Analysts at Societe Generale Bank also expect the price of gold to reach $6,000 an ounce by the end of the year, but they point out that this may be a conservative estimate in light of the opportunities for further gains.
Morgan Stanley also said yesterday that gold may continue to rise, indicating the possibility of it reaching $5,700 an ounce.
Gold prices rose 1.5% to $5,082.65, at the time of writing this report.
Gold prices have jumped by more than 17% since the beginning of 2026, benefiting from their 64% rise last year, and also supported by strong central bank purchases, inflows into exchange-traded funds, and expectations of lower US interest rates.
American deficit
Bloomberg quoted Vincent Mortier, chief investment officer at Amundi SA – the largest money management company in Europe – as saying that the shift towards gold and away from the dollar is also driven by the large US budget deficit and doubts surrounding the Federal Reserve’s future policy.
He added: “We allocated part of our investments to gold over the past two and a half years, and I believe that this trend will continue, because gold in the long term is a safe haven against the devaluation of the currency, and a good way to preserve part of purchasing power.”
Mortier, of Amundi, which manages assets worth 2.3 trillion euros (about 2.7 trillion dollars) according to its website, explained that a large portion of the demand for gold comes from institutional investors, such as central bank governors and sovereign wealth management companies.
He added that Trump’s attacks on traditional US allies, including the recent dispute with European countries over Greenland, and his continued threats to impose tariffs, will have dire consequences.
He said: “Allies cannot be intimidated forever. New alliances are starting to form. Europe’s position on Greenland is interesting, which shows that under pressure new methods of resistance can be found.”

Mortier explained that there is no convincing justification for investing in other major currencies at the present time.

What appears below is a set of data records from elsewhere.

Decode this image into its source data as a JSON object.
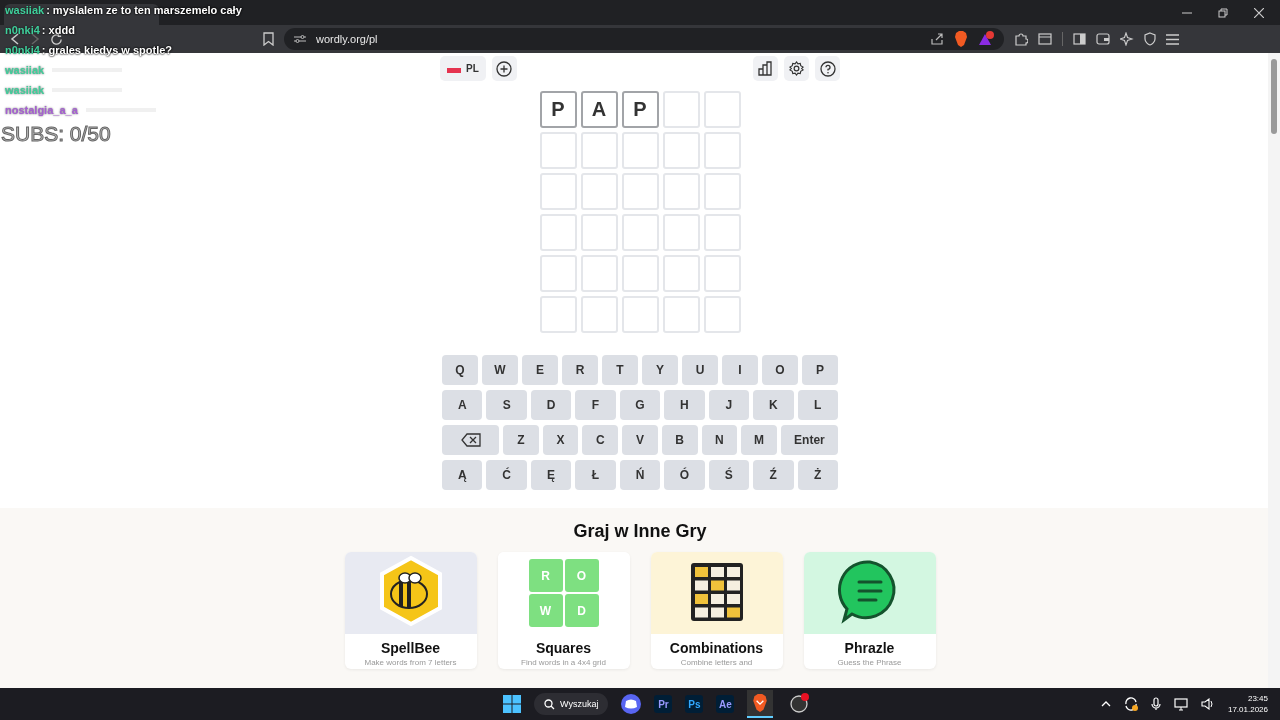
{
  "browser": {
    "url": "wordly.org/pl"
  },
  "chat_overlay": {
    "messages": [
      {
        "user": "wasiiak",
        "color": "#3fcf9b",
        "text": ": myslalem ze to ten marszemelo cały"
      },
      {
        "user": "n0nki4",
        "color": "#3fcf9b",
        "text": ": xddd"
      },
      {
        "user": "n0nki4",
        "color": "#3fcf9b",
        "text": ": grales kiedys w spotle?"
      },
      {
        "user": "wasiiak",
        "color": "#3fcf9b"
      },
      {
        "user": "wasiiak",
        "color": "#3fcf9b"
      },
      {
        "user": "nostalgia_a_a",
        "color": "#a65fd3"
      }
    ],
    "subs": "SUBS: 0/50"
  },
  "header": {
    "language": "PL"
  },
  "board": {
    "rows": [
      {
        "tiles": [
          {
            "kind": "filled",
            "letter": "P"
          },
          {
            "kind": "filled",
            "letter": "A"
          },
          {
            "kind": "filled",
            "letter": "P"
          },
          {
            "kind": "empty"
          },
          {
            "kind": "empty"
          }
        ]
      },
      {
        "tiles": [
          {
            "kind": "empty"
          },
          {
            "kind": "empty"
          },
          {
            "kind": "empty"
          },
          {
            "kind": "empty"
          },
          {
            "kind": "empty"
          }
        ]
      },
      {
        "tiles": [
          {
            "kind": "empty"
          },
          {
            "kind": "empty"
          },
          {
            "kind": "empty"
          },
          {
            "kind": "empty"
          },
          {
            "kind": "empty"
          }
        ]
      },
      {
        "tiles": [
          {
            "kind": "empty"
          },
          {
            "kind": "empty"
          },
          {
            "kind": "empty"
          },
          {
            "kind": "empty"
          },
          {
            "kind": "empty"
          }
        ]
      },
      {
        "tiles": [
          {
            "kind": "empty"
          },
          {
            "kind": "empty"
          },
          {
            "kind": "empty"
          },
          {
            "kind": "empty"
          },
          {
            "kind": "empty"
          }
        ]
      },
      {
        "tiles": [
          {
            "kind": "empty"
          },
          {
            "kind": "empty"
          },
          {
            "kind": "empty"
          },
          {
            "kind": "empty"
          },
          {
            "kind": "empty"
          }
        ]
      }
    ]
  },
  "keyboard": {
    "rows": [
      {
        "keys": [
          {
            "kind": "letter",
            "label": "Q"
          },
          {
            "kind": "letter",
            "label": "W"
          },
          {
            "kind": "letter",
            "label": "E"
          },
          {
            "kind": "letter",
            "label": "R"
          },
          {
            "kind": "letter",
            "label": "T"
          },
          {
            "kind": "letter",
            "label": "Y"
          },
          {
            "kind": "letter",
            "label": "U"
          },
          {
            "kind": "letter",
            "label": "I"
          },
          {
            "kind": "letter",
            "label": "O"
          },
          {
            "kind": "letter",
            "label": "P"
          }
        ]
      },
      {
        "keys": [
          {
            "kind": "letter",
            "label": "A"
          },
          {
            "kind": "letter",
            "label": "S"
          },
          {
            "kind": "letter",
            "label": "D"
          },
          {
            "kind": "letter",
            "label": "F"
          },
          {
            "kind": "letter",
            "label": "G"
          },
          {
            "kind": "letter",
            "label": "H"
          },
          {
            "kind": "letter",
            "label": "J"
          },
          {
            "kind": "letter",
            "label": "K"
          },
          {
            "kind": "letter",
            "label": "L"
          }
        ]
      },
      {
        "keys": [
          {
            "kind": "backspace"
          },
          {
            "kind": "letter",
            "label": "Z"
          },
          {
            "kind": "letter",
            "label": "X"
          },
          {
            "kind": "letter",
            "label": "C"
          },
          {
            "kind": "letter",
            "label": "V"
          },
          {
            "kind": "letter",
            "label": "B"
          },
          {
            "kind": "letter",
            "label": "N"
          },
          {
            "kind": "letter",
            "label": "M"
          },
          {
            "kind": "enter",
            "label": "Enter"
          }
        ]
      },
      {
        "keys": [
          {
            "kind": "letter",
            "label": "Ą"
          },
          {
            "kind": "letter",
            "label": "Ć"
          },
          {
            "kind": "letter",
            "label": "Ę"
          },
          {
            "kind": "letter",
            "label": "Ł"
          },
          {
            "kind": "letter",
            "label": "Ń"
          },
          {
            "kind": "letter",
            "label": "Ó"
          },
          {
            "kind": "letter",
            "label": "Ś"
          },
          {
            "kind": "letter",
            "label": "Ź"
          },
          {
            "kind": "letter",
            "label": "Ż"
          }
        ]
      }
    ]
  },
  "other_games": {
    "title": "Graj w Inne Gry",
    "cards": [
      {
        "kind": "spellbee",
        "name": "SpellBee",
        "description": "Make words from 7 letters"
      },
      {
        "kind": "squares",
        "name": "Squares",
        "description": "Find words in a 4x4 grid",
        "tiles": [
          "R",
          "O",
          "W",
          "D"
        ]
      },
      {
        "kind": "combinations",
        "name": "Combinations",
        "description": "Combine letters and"
      },
      {
        "kind": "phrazle",
        "name": "Phrazle",
        "description": "Guess the Phrase"
      }
    ]
  },
  "taskbar": {
    "search": "Wyszukaj",
    "apps": [
      {
        "kind": "discord"
      },
      {
        "kind": "text",
        "label": "Pr",
        "color": "#9999ff"
      },
      {
        "kind": "text",
        "label": "Ps",
        "color": "#31a8ff"
      },
      {
        "kind": "text",
        "label": "Ae",
        "color": "#9999ff"
      },
      {
        "kind": "brave",
        "selected": true
      },
      {
        "kind": "obs",
        "selected": false
      }
    ],
    "time": "23:45",
    "date": "17.01.2026"
  }
}
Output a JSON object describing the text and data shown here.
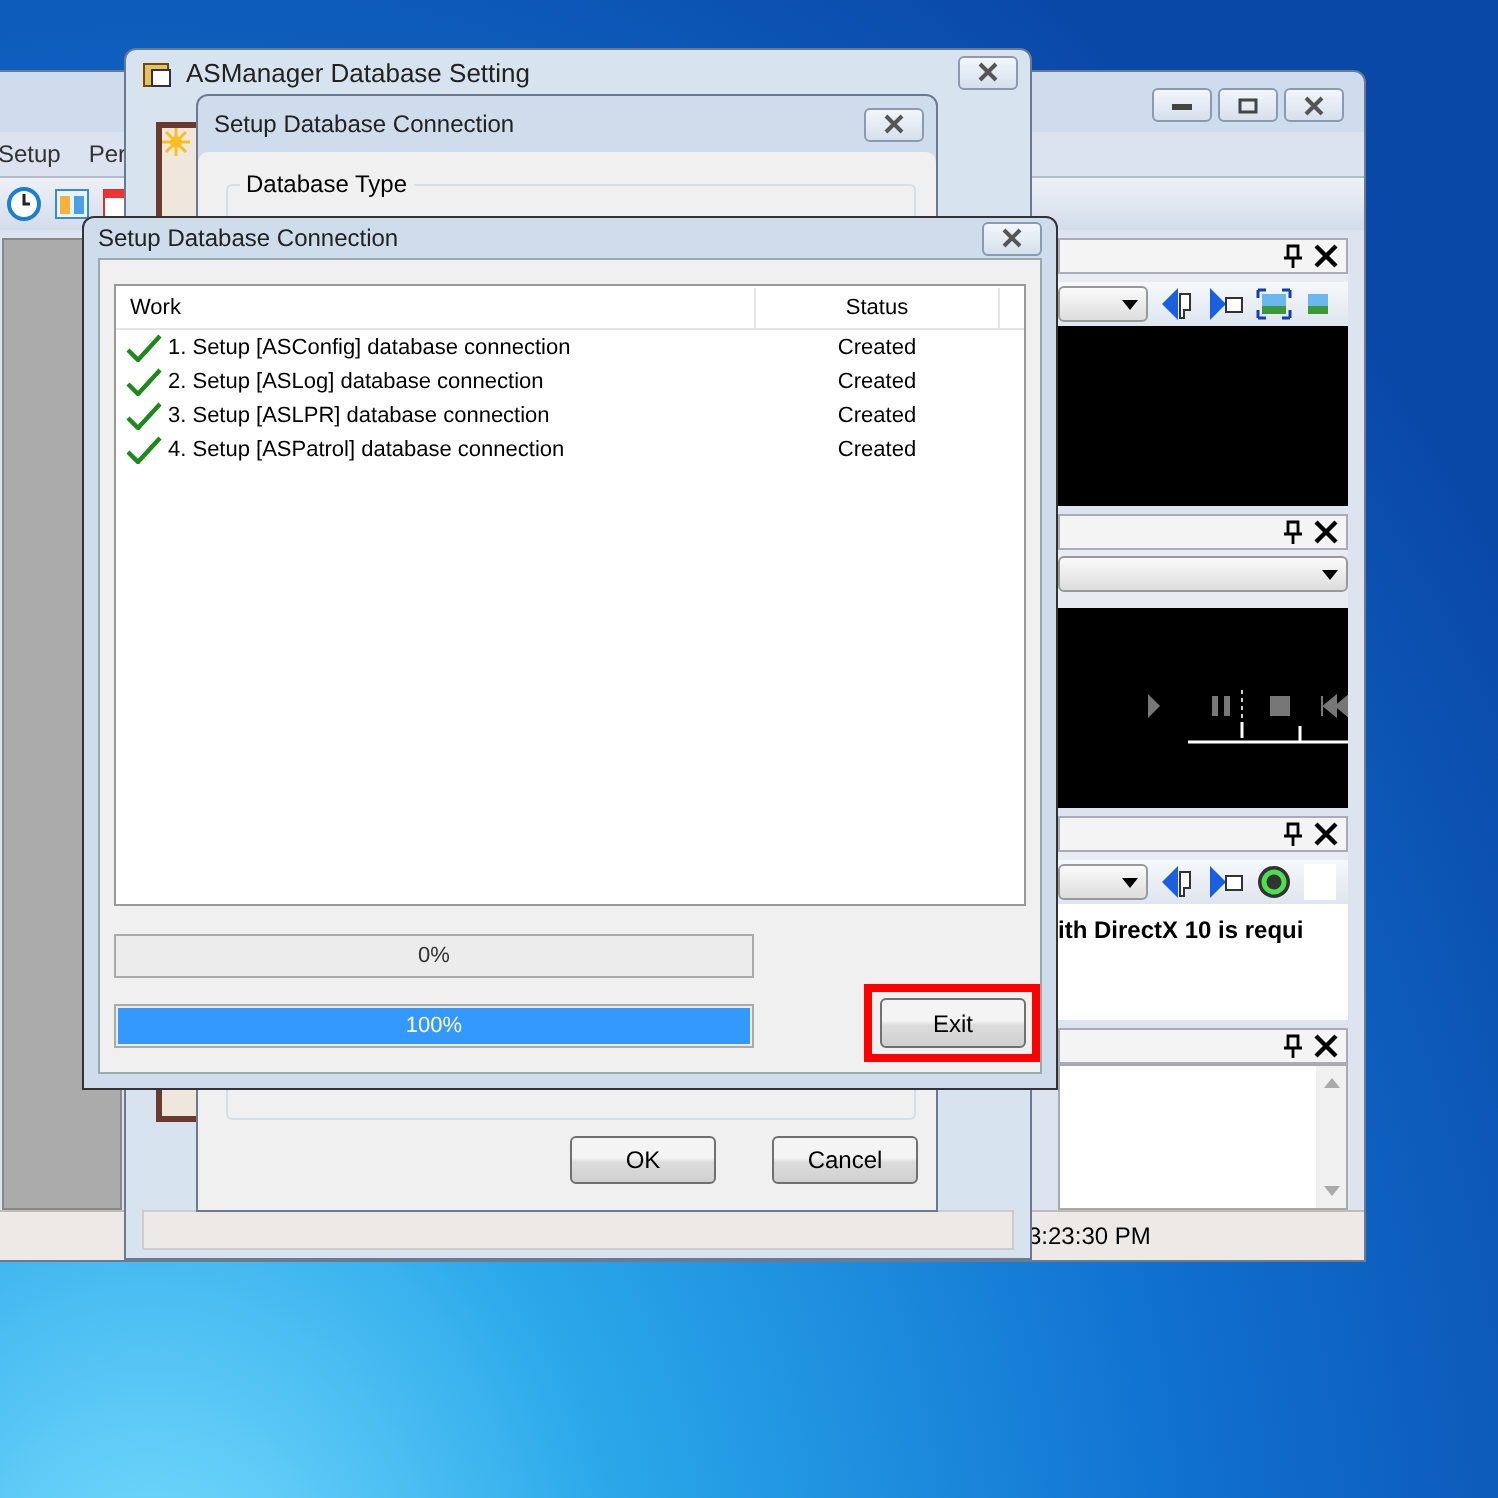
{
  "main_window": {
    "menu": [
      "Setup",
      "Per"
    ],
    "panels": [
      {
        "kind": "video"
      },
      {
        "kind": "player"
      },
      {
        "kind": "message",
        "text": "ith DirectX 10 is requi"
      },
      {
        "kind": "log"
      }
    ],
    "status_time": "3:23:30 PM"
  },
  "settings_window": {
    "title": "ASManager Database Setting"
  },
  "connection_window": {
    "title": "Setup Database Connection",
    "group_label": "Database Type",
    "buttons": [
      "OK",
      "Cancel"
    ]
  },
  "dialog": {
    "title": "Setup Database Connection",
    "columns": [
      "Work",
      "Status"
    ],
    "rows": [
      {
        "work": "1. Setup [ASConfig] database connection",
        "status": "Created",
        "done": true
      },
      {
        "work": "2. Setup [ASLog] database connection",
        "status": "Created",
        "done": true
      },
      {
        "work": "3. Setup [ASLPR] database connection",
        "status": "Created",
        "done": true
      },
      {
        "work": "4. Setup [ASPatrol] database connection",
        "status": "Created",
        "done": true
      }
    ],
    "progress": [
      {
        "label": "0%",
        "level": 0
      },
      {
        "label": "100%",
        "level": 1
      }
    ],
    "exit_button": {
      "label": "Exit",
      "highlighted": true
    }
  }
}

He said: “Today you may not want to buy the euro, and the renminbi (yuan) exchange rate may be too early, while the Japanese yen is under pressure, so the alternative is gold. We have noticed this a lot with our clients.”
Last week, Canadian Prime Minister Mark Carney called on middle-power countries to work together in a frank message during the World Economic Forum in Davos, Switzerland, warning against coercion by the great powers.
Gold remains attractive to investors, even with its price exceeding $5,000 per ounce, as a tool to diversify investment portfolios, according to BlackRock.
Bloomberg quoted BlackRock’s head of investment and portfolio solutions for the Europe, Middle East and Africa region, Ursula Marchionne, this week, saying: “It (gold) is proving its position as a hedging tool for everything.”